New component: Failover Connector #20766

djaglowski · 2023-04-08T19:15:43Z

The purpose and use-cases of the new component

A connector that routes data based on the current health status of a downstream component, typically an exporter.

I have heard several users ask for the ability to send data to a backup exporter, if a primary exporter fails. I believe this could be implemented as a routing connector.

The user would specify at least one pipeline to which data would typically be routed. Additionally, the user must specify at least one backup pipeline or pipelines which would be used when an error is encountered.

Initially, I think the trigger for routing to a backup pipeline could be based on backpropogated errors, though this is not yet very robust (See open-telemetry/opentelemetry-collector#7460). At a later time, I imagine this could be based on the health status of an exporter (See open-telemetry/opentelemetry-collector#6344).

Example configuration for the component

receivers:
  foo:

exporters:
  bar/main:
  bar/backup:

connectors:
  failover:
    primary: logs/main
    secondary: logs/backup

service:
  pipelines:
    logs/in:
       receivers: [foo]
       exporters: [failover]
    logs/main:
      receivers: [failover]
      exporters: [bar/main]
    logs/backup:
      receivers: [failover]
      exporters: [bar/backup]

Telemetry data types supported

traces->traces
metrics->metrics
logs->logs

Is this a vendor-specific component?

This is a vendor-specific component
If this is a vendor-specific component, I am proposing to contribute this as a representative of the vendor.

Sponsor (optional)

No response

Additional context

No response

sethallen · 2023-04-09T03:53:46Z

I'm glad you made this @djaglowski! I was just chatting with @atoulme about adding failover and circuit breaker support for exporters a couple days ago. The connector seems like a great method to add broad failover support.

How about tweaking this slightly to support 1..N entries as a yaml flow sequence?
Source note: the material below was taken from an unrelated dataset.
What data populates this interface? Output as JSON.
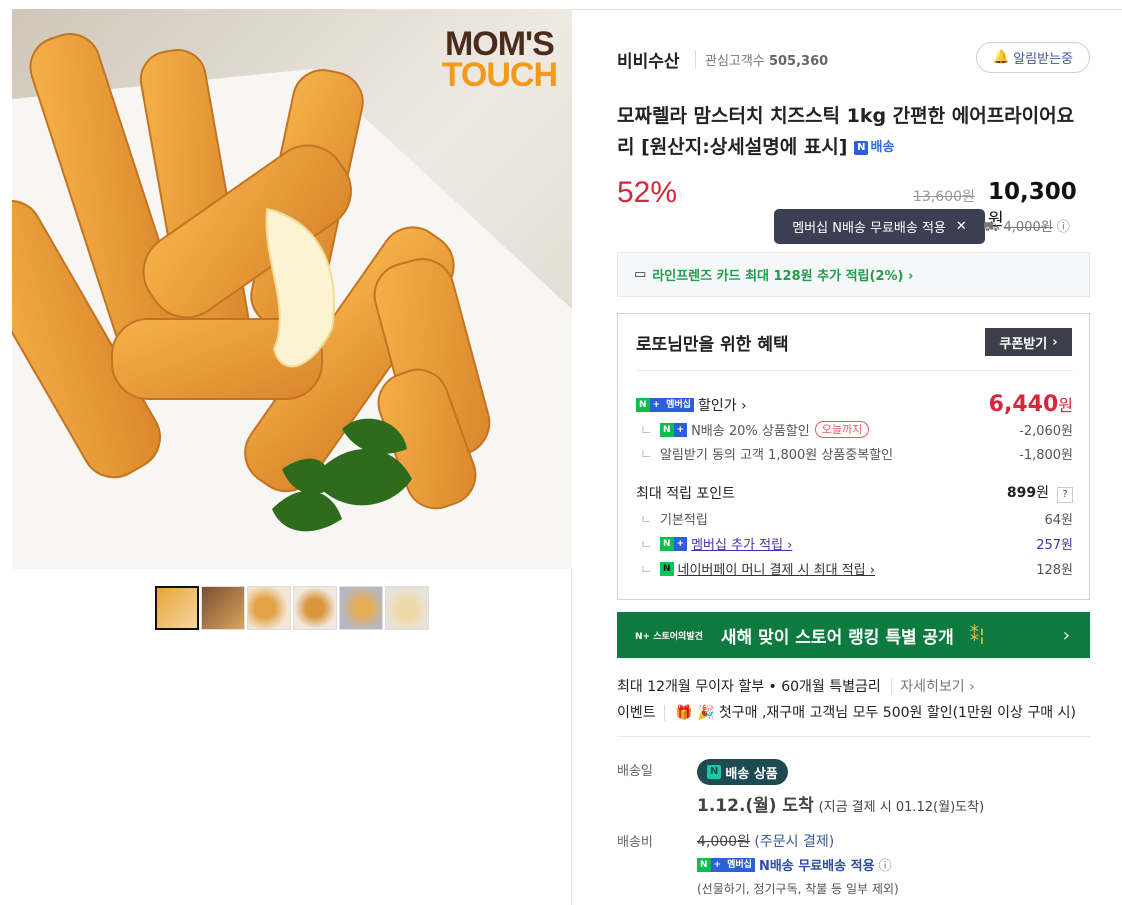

It would reduce complexity in the failover connector by removing the need for keys (primary, secondary, etc.) in order to choose the next pipeline to failover to.

Example:

receivers:
  foo:

exporters:
  bar/main:
  bar/backup:
  bar/backup2:

connectors:
  failover: [logs/main, logs/backup, logs/backup2, .. n]
#    primary: logs/main
#    secondary: logs/backup

service:
  pipelines:
    logs/in:
       receivers: [foo]
       exporters: [failover]
    logs/main:
      receivers: [failover]
      exporters: [bar/main]
    logs/backup:
      receivers: [failover]
      exporters: [bar/backup]
    logs/backup2:
      receivers: [failover]
      exporters: [bar/backup2]

fatsheep9146 · 2023-04-09T04:21:34Z

I'd like to sponsor this.

djaglowski · 2023-04-09T18:45:15Z

@sethallen, I like the idea of allowing a priority list, but I think we should leave room for other parameters as well. I also think we need to allow multiple pipelines per "level".

connectors:
  failover: 
    priority:
      - [logs/main]
      - [logs/backup, logs/backup2]
      - [logs/backup/3]
    min_failover_interval: 2m # Possibly would add this in future

cparkins · 2023-04-12T03:23:51Z

@djaglowski How would the multiple pipelines be used? In a fan-out or Priority 1, Priority 2-1, Priority 2-2, ... Priority N

djaglowski · 2023-04-12T08:41:42Z

@cparkins, when there are multiple pipelines at the same priority level, it would fan out data to those pipelines.

github-actions · 2023-06-12T03:32:42Z

This issue has been inactive for 60 days. It will be closed in 60 days if there is no activity. To ping code owners by adding a component label, see Adding Labels via Comments, or if you are unsure of which component this issue relates to, please ping @open-telemetry/collector-contrib-triagers. If this issue is still relevant, please ping the code owners or leave a comment explaining why it is still relevant. Otherwise, please close it.

akats7 · 2023-07-12T14:32:41Z

@djaglowski I also had this feature request, I'd be happy to work on it/ support any way I can.

djaglowski · 2023-07-12T14:39:55Z

@akats7, any help moving this forward would be great. I'll be happy to review any PRs.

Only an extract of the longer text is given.